Mengutip Bloomberg, Jumat (8/5), harga emas spot diperdagangkan naik 0,63% menjadi US$ 4.715,51 per troi ons pukul 15.20 WIB. Harga emas hari ini berbalik arah naik setelah ditutup sedikit turun pada sesi Kamis.
AS menyerang target militer di Iran, setelah negara itu menembaki tiga kapal perusak angkatan laut yang berlayar di selat tersebut. Bentrokan tersebut meningkatkan ketegangan, saat AS menunggu tanggapan Iran terhadap proposal untuk membuka kembali Selat Hormuz, di tengah upaya untuk mengakhiri perang yang kini memasuki bulan ketiga.

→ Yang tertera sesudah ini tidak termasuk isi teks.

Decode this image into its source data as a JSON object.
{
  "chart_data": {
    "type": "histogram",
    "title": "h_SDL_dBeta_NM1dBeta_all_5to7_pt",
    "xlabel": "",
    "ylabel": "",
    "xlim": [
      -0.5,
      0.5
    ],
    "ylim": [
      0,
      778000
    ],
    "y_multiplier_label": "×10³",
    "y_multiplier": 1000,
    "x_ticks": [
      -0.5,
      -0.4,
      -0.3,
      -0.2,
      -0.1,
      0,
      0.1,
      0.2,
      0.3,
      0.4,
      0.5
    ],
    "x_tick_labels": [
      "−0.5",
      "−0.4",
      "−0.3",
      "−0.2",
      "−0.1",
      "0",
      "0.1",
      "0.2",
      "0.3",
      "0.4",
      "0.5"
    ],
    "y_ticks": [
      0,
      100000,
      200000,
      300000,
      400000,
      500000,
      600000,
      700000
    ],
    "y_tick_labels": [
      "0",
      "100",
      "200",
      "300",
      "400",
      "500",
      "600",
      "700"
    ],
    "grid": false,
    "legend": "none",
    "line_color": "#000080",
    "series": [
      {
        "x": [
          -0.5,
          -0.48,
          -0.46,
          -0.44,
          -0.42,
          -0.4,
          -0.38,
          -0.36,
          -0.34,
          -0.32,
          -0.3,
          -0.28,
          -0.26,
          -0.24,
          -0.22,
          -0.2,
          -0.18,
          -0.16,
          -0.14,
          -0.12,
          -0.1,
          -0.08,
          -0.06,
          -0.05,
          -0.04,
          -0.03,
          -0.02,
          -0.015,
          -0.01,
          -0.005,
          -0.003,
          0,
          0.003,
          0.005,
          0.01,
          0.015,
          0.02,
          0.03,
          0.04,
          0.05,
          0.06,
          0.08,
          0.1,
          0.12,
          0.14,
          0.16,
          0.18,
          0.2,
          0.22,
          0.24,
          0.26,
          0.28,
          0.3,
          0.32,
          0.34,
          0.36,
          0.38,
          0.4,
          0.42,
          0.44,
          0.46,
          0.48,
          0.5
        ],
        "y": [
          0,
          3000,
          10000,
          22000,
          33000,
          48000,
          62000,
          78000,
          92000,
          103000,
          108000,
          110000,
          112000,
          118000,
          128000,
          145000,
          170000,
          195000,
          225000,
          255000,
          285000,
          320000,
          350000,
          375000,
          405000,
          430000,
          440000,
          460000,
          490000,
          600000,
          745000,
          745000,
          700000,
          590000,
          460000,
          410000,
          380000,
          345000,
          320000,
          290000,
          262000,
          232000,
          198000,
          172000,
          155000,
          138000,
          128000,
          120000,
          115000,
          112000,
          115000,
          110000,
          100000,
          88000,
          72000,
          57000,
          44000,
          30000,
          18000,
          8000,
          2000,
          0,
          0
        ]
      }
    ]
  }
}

Manav Modi, analis komoditas di Motilal Oswal Financial Services Ltd., mengatakan, gangguan yang terus berlanjut di Hormuz membuat pasar energi tetap bergejolak dan ekspektasi inflasi tetap tinggi. "Situasi saat ini memperkuat kekhawatiran bahwa Federal Reserves dapat mempertahankan suku bunga tetap tinggi dalam jangka waktu yang lebih lama," katanya mengutip Bloomberg, hari ini.
Baca Juga: Harga Emas Antam Hari Ini Jumat (8/5) Turun Tipis Rp 1.000
Di sisi lain, ada tanda-tanda bahwa permintaan bank sentral, yang menjadi kontributor utama reli harga emas selama bertahun-tahun, mungkin akan berlanjut. Bank Rakyat Tiongkok (PBoC), termasuk di antara pembeli logam mulia terbesar dari sektor institusi negara, membeli 8,1 ton pada April. Ini jumlah tertinggi sejak Desember 2024.
Menurut Ahmad Assiri, analis di Pepperstone Group Ltd., tren pembelian yang dilakukan PBoC dapat menjadi hal yang menggembirakan bagi pembeli dari Asia. "Yang kami lihat saat ini adalah posisi awal untuk potensi reli, yang akan terjadi setelah konflik di Timur Tengah berakhir," ujarnya.
Harga emas telah turun sekitar 11% sejak konflik meletus, karena hampir tertutupnya Selat Hormuz dan guncangan harga energi memicu kekhawatiran peningkatan inflasi, yang akan menyebabkan suku bunga tetap tinggi. Suku bunga yang tinggi dan dollar AS yang kuat berdampak negatif bagi emas, karena tidak memberikan imbal hasil dan dihargai dalam dollar AS.
Para pedagang akan memantau data non-farm payroll AS pada Jumat sore, untuk mencari tahu petunjuk arah suku bunga Federal Reserves. Beberapa pejabat The Fed telah mengesampingkan prospek kembalinya pelonggaran moneter, mengingat perang sedang terjadi.